Innovative datasets and training methods: By constructing challenging visual search datasets (e.g., Visual Probe Dataset) and employing innovative training methods such as cold-start supervised fine-tuning (SFT) and reinforcement learning (RL), Mini-o3 is able to better learn complex inference patterns and improve the model's generalization ability.

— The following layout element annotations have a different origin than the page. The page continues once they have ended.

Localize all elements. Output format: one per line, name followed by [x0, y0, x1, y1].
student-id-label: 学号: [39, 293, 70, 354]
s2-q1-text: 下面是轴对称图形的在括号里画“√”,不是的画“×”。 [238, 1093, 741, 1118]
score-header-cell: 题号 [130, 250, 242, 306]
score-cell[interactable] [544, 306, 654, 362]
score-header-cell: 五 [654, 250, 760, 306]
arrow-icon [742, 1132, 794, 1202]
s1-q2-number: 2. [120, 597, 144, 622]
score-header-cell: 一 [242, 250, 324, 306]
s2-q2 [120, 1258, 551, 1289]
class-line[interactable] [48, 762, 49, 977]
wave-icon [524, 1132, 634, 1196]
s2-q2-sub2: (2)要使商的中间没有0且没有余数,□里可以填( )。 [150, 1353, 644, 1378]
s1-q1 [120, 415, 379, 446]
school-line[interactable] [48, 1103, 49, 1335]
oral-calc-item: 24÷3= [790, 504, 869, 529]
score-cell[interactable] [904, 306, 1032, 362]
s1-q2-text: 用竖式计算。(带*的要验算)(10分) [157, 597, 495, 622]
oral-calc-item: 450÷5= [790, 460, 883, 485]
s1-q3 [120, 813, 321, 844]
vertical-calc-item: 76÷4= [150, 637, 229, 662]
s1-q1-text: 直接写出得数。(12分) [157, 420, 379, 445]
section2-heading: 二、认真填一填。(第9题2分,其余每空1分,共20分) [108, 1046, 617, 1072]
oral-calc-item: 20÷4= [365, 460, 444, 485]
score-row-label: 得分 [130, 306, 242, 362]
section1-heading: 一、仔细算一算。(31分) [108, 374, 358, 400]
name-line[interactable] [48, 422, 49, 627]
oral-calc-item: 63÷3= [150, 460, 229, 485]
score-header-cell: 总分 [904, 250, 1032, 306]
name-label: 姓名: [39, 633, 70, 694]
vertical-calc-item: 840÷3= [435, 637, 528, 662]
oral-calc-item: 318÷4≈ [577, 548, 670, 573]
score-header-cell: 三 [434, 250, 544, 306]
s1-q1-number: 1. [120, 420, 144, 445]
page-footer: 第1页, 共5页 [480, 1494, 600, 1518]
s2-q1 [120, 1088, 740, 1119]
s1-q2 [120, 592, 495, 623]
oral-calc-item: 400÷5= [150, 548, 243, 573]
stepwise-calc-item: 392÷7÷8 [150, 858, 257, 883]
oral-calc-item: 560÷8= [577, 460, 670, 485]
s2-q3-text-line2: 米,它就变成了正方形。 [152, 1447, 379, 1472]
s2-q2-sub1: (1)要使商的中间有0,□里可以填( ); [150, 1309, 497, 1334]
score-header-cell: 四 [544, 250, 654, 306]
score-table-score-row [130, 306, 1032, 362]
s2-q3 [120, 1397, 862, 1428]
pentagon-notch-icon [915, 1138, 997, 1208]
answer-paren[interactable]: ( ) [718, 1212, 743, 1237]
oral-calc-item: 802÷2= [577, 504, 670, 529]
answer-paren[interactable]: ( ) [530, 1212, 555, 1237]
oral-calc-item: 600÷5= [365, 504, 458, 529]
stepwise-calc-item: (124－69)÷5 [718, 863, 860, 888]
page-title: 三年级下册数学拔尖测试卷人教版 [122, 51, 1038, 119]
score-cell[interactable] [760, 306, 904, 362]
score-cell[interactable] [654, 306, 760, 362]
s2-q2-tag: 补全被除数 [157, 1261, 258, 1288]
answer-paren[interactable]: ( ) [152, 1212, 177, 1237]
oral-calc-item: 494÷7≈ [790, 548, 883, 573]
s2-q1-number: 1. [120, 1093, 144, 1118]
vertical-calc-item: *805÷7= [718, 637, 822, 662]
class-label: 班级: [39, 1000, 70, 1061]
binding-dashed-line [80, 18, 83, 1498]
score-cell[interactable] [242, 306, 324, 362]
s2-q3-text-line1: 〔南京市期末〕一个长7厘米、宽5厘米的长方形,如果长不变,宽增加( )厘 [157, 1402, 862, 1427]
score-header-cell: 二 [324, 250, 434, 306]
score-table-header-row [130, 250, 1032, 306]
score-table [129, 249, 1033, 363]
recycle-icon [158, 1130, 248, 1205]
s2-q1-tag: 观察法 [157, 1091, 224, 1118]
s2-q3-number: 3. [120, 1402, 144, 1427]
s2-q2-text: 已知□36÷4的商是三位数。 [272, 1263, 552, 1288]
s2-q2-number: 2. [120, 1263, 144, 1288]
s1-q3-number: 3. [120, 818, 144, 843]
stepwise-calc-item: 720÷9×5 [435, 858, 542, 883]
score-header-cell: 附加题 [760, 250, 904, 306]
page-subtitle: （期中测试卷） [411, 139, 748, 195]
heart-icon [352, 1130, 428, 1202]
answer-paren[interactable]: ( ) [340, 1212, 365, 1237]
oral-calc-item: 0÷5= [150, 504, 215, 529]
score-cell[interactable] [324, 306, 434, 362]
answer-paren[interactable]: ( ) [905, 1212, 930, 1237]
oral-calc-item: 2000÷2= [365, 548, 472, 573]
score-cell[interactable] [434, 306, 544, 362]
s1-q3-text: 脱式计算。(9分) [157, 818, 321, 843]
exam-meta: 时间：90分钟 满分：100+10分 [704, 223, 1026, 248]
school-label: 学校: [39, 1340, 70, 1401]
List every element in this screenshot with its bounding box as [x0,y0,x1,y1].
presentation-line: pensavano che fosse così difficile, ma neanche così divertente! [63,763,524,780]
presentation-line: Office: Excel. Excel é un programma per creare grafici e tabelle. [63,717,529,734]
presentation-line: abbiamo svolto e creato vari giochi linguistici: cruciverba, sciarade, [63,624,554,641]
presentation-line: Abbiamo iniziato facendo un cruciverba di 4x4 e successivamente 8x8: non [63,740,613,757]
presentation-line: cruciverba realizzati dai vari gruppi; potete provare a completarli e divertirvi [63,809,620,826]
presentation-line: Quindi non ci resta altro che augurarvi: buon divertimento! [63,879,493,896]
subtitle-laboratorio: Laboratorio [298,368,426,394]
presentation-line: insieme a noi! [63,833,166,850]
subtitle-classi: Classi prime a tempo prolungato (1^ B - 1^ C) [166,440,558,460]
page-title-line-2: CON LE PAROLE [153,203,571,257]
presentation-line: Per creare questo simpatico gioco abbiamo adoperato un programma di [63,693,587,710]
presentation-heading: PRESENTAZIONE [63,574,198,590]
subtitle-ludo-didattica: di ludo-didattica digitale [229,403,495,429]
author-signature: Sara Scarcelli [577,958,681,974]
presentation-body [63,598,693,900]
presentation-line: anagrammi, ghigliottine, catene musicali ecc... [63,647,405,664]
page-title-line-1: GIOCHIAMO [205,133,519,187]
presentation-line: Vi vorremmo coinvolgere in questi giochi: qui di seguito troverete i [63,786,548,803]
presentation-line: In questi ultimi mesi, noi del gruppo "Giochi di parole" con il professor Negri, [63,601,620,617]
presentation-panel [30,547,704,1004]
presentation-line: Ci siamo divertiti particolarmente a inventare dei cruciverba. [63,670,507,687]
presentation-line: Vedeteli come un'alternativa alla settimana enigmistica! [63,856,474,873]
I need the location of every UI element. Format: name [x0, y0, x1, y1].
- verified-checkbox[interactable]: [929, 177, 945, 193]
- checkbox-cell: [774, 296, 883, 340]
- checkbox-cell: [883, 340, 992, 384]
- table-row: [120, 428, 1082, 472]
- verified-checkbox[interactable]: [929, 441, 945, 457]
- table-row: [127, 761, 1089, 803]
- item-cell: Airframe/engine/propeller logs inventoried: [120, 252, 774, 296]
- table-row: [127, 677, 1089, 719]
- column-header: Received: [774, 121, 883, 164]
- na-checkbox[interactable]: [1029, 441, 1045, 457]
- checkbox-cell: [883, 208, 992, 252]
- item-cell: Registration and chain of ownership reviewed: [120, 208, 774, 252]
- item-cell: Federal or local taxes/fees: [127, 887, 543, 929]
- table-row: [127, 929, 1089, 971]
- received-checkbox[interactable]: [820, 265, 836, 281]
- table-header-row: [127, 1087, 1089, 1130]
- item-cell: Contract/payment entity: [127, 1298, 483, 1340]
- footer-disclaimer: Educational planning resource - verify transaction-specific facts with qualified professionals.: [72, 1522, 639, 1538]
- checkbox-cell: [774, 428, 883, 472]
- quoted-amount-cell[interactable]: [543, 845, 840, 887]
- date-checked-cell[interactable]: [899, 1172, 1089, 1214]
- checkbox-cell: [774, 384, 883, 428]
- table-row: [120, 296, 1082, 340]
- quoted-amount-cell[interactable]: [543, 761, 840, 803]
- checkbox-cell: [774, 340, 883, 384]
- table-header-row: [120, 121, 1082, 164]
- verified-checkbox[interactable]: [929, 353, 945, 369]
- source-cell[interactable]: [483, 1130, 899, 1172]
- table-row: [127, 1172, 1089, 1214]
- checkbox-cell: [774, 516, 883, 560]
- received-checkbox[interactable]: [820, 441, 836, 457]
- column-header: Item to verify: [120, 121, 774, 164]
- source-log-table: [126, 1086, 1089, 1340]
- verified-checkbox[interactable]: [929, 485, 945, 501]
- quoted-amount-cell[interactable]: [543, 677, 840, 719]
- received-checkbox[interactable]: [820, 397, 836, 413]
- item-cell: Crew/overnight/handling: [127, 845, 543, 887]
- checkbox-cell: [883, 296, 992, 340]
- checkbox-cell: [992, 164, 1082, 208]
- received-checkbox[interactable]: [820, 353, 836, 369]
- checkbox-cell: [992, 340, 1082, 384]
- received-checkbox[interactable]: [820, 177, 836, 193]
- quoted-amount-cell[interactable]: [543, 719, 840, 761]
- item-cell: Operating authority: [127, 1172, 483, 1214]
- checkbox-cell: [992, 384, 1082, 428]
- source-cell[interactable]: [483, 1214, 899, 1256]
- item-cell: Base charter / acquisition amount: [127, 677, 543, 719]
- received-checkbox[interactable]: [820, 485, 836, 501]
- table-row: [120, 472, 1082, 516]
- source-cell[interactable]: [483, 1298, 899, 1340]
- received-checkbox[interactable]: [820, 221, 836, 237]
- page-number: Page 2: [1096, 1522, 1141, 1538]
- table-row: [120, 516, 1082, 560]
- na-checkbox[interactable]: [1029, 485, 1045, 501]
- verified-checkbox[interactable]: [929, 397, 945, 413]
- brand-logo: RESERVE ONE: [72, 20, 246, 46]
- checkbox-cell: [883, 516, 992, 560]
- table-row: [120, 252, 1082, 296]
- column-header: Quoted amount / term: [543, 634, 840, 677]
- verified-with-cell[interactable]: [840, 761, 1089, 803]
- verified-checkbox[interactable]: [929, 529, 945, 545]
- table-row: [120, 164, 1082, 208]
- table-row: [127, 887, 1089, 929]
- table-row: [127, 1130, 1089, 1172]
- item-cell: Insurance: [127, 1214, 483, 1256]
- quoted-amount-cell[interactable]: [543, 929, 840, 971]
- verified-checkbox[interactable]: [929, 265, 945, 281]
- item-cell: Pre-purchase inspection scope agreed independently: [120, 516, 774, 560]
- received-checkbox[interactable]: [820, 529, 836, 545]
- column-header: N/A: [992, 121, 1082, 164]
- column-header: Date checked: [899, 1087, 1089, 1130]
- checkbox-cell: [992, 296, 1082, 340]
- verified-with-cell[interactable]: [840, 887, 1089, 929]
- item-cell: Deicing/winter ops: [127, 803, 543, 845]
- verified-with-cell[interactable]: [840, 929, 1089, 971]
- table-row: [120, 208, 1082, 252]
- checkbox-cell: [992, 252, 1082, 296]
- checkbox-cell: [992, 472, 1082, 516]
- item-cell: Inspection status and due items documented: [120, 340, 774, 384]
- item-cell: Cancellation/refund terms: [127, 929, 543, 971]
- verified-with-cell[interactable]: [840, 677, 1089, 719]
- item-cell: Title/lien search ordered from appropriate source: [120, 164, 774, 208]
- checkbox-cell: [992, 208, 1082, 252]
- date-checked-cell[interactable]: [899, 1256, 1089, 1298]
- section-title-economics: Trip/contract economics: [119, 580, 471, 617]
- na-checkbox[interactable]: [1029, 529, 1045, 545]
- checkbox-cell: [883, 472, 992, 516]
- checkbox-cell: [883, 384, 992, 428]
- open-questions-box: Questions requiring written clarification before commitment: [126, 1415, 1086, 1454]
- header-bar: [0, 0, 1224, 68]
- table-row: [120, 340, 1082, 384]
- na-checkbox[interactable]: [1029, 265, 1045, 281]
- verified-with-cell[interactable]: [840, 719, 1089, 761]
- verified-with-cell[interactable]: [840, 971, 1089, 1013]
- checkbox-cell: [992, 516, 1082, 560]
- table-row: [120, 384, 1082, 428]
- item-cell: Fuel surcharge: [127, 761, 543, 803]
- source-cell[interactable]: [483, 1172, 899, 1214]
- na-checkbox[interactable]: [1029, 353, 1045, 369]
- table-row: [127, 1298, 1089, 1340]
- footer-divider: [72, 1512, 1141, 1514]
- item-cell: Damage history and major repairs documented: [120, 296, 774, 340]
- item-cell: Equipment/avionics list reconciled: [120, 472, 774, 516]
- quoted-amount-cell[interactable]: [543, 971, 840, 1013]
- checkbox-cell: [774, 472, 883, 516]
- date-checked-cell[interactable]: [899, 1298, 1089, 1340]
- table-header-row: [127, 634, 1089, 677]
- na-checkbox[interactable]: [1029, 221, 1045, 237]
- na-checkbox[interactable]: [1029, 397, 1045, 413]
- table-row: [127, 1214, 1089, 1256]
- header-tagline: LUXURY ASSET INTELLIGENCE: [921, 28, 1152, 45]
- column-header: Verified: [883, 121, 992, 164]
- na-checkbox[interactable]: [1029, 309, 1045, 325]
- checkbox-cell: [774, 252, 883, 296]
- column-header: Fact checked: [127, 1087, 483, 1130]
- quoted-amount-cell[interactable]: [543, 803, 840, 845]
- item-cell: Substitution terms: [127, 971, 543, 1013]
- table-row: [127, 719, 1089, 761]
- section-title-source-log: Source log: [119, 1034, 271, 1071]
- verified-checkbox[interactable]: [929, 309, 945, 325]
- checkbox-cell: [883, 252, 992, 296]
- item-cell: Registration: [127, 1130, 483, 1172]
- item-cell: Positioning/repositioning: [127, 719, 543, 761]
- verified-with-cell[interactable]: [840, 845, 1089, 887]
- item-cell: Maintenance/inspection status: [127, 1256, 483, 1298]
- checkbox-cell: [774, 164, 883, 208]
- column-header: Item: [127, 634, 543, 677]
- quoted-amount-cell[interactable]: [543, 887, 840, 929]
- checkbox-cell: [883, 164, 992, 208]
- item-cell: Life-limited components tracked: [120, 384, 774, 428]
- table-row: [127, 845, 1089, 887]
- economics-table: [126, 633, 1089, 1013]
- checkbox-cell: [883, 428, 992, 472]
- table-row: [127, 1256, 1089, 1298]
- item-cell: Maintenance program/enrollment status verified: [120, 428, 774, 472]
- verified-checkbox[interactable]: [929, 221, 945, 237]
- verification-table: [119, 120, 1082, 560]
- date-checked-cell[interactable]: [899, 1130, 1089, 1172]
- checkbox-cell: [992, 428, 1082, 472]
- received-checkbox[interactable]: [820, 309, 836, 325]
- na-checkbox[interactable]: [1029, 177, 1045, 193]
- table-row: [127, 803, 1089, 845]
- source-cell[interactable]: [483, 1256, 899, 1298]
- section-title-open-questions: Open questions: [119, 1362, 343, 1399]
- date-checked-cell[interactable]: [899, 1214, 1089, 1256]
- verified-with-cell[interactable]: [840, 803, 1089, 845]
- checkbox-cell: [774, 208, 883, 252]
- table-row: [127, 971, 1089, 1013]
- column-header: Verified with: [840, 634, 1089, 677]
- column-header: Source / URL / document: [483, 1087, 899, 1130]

What is Mini-o3's official website

Project website:: https://mini-o3.github.io/
GitHub repository:: https://github.com/Mini-o3/Mini-o3
HuggingFace Model Library:: https://huggingface.co/Mini-o3/models
arXiv Technical Paper:: https://arxiv.org/pdf/2509.07969

People for whom Mini-o3 is intended

Computer vision field: Scholars and researchers working on visual search, target detection, image recognition, etc., to reproduce, improve, and extend, and to promote the development of related technologies.
software engineer: Integrate Mini-o3 models when developing applications involving visual search functions (e.g., e-commerce searches, smart homes, surveillance systems, etc.) to enhance the visual reasoning capabilities of the applications.
data scientist: Improve the efficiency and accuracy of data processing when processing and analyzing visual data.
e-commerce company: Enhance the accuracy and user experience of product search by integrating Mini-o3 model to help users find their target products faster.
Smart Home Enterprise: In smart home environments, use Mini-o3's visual search capability to help users quickly find lost items and enhance the intelligence of the product.